A cinque anni da Mille papaveri rossi il sequel è servito. Stessa piccola «non-etichetta», Stella Nera, stesso tenace curatore, Marco Pandin, e analogo - sono parole sue - «nel metodo, nelle ispirazioni, nelle intenzioni», il secondo volume si chiama ovviamente Duemila papaveri rossi e ribadisce «lo stesso innamoramento che non sa riposare» per le canzoni di Fabrizio De André.

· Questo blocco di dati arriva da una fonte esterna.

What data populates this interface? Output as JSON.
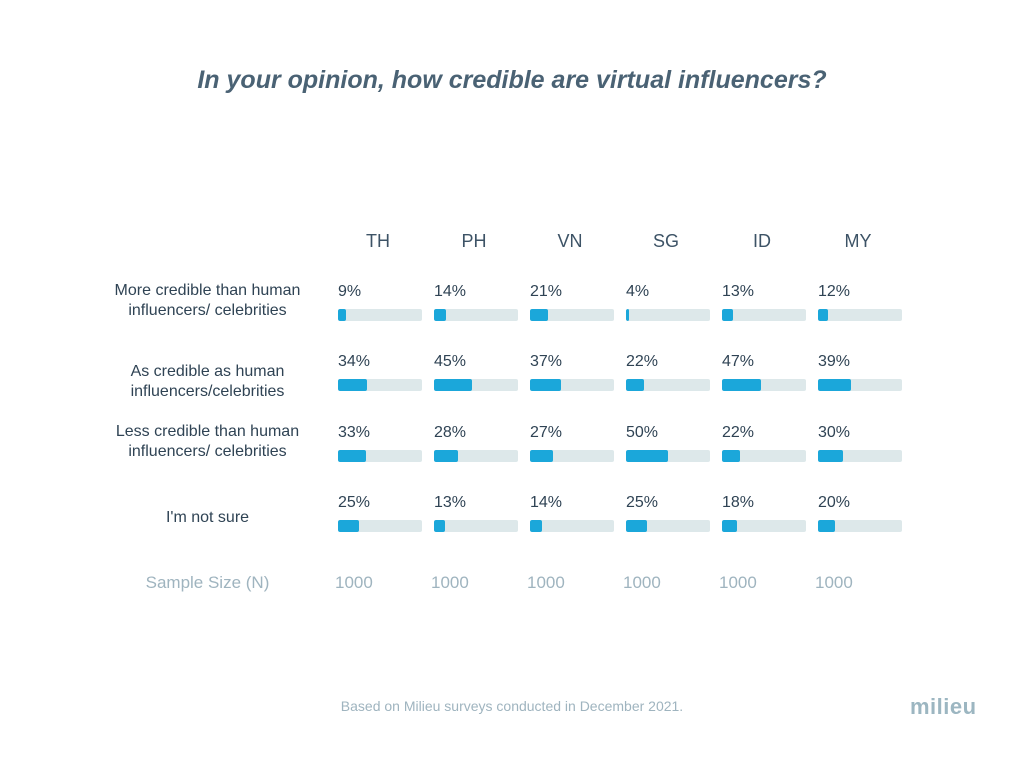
{
  "title": "In your opinion, how credible are virtual influencers?",
  "chart_data": {
    "type": "bar",
    "title": "In your opinion, how credible are virtual influencers?",
    "columns": [
      "TH",
      "PH",
      "VN",
      "SG",
      "ID",
      "MY"
    ],
    "rows": [
      {
        "label": "More credible than human influencers/ celebrities",
        "values": [
          9,
          14,
          21,
          4,
          13,
          12
        ],
        "labels": [
          "9%",
          "14%",
          "21%",
          "4%",
          "13%",
          "12%"
        ]
      },
      {
        "label": "As credible as human influencers/celebrities",
        "values": [
          34,
          45,
          37,
          22,
          47,
          39
        ],
        "labels": [
          "34%",
          "45%",
          "37%",
          "22%",
          "47%",
          "39%"
        ]
      },
      {
        "label": "Less credible than human influencers/ celebrities",
        "values": [
          33,
          28,
          27,
          50,
          22,
          30
        ],
        "labels": [
          "33%",
          "28%",
          "27%",
          "50%",
          "22%",
          "30%"
        ]
      },
      {
        "label": "I'm not sure",
        "values": [
          25,
          13,
          14,
          25,
          18,
          20
        ],
        "labels": [
          "25%",
          "13%",
          "14%",
          "25%",
          "18%",
          "20%"
        ]
      }
    ],
    "sample_size_label": "Sample Size (N)",
    "sample_sizes": [
      "1000",
      "1000",
      "1000",
      "1000",
      "1000",
      "1000"
    ],
    "value_max": 100,
    "bar_color": "#1ba7da",
    "track_color": "#dde8ea"
  },
  "footnote": "Based on Milieu surveys conducted in December 2021.",
  "logo": "milieu"
}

Ma cosa più importante, ed è forse l'aspetto che più avrebbe gradito lo stesso Faber, lo fa fuori dalle logiche di mercato, senza posture artificiali né ricerche del nome di grido. Nelle 36 tracce che riempiono questi due cd solo «nomi scritti a matita - dice Pandin -, alcuni più in grande, tanti più in piccolo. Qualcuno lo conoscete già, altri ancora no». Al progetto danno il loro contributo tra gli altri - tutti autoprodotti e senza compensi - La Macina, Nicola Alesini, Bevano Est, Kay Mc Carthy, Gualtiero Bertelli & La Compagnia delle Acque, Razmataz, 'Zuf de Zur, Mario Congiu, Fabrizio Poggi & Turututela, Michele Anelli, Alessio Lega & Roberto Bartoli, Kinnara e tanti altri. C'è una Creuza de Mä intarsiata da Beppe Gambetta e Dan Crary, c'è Giorgio Barbarotta che si divide tra Fiume Sand Creek e Ho visto Nina volare. Tutti garbati e appassionati, misurati ma perdutamente innamorati. Altro aspetto dell'operazione che De André terrebbe nella dovuta considerazione, il fatto che Duemila papaveri rossi sostiene A/Rivista Anarchica (www.arivista.org). Insomma, un De André che non è in vendita, ma che è possibile ricevere a casa in cambio di una sottoscrizione.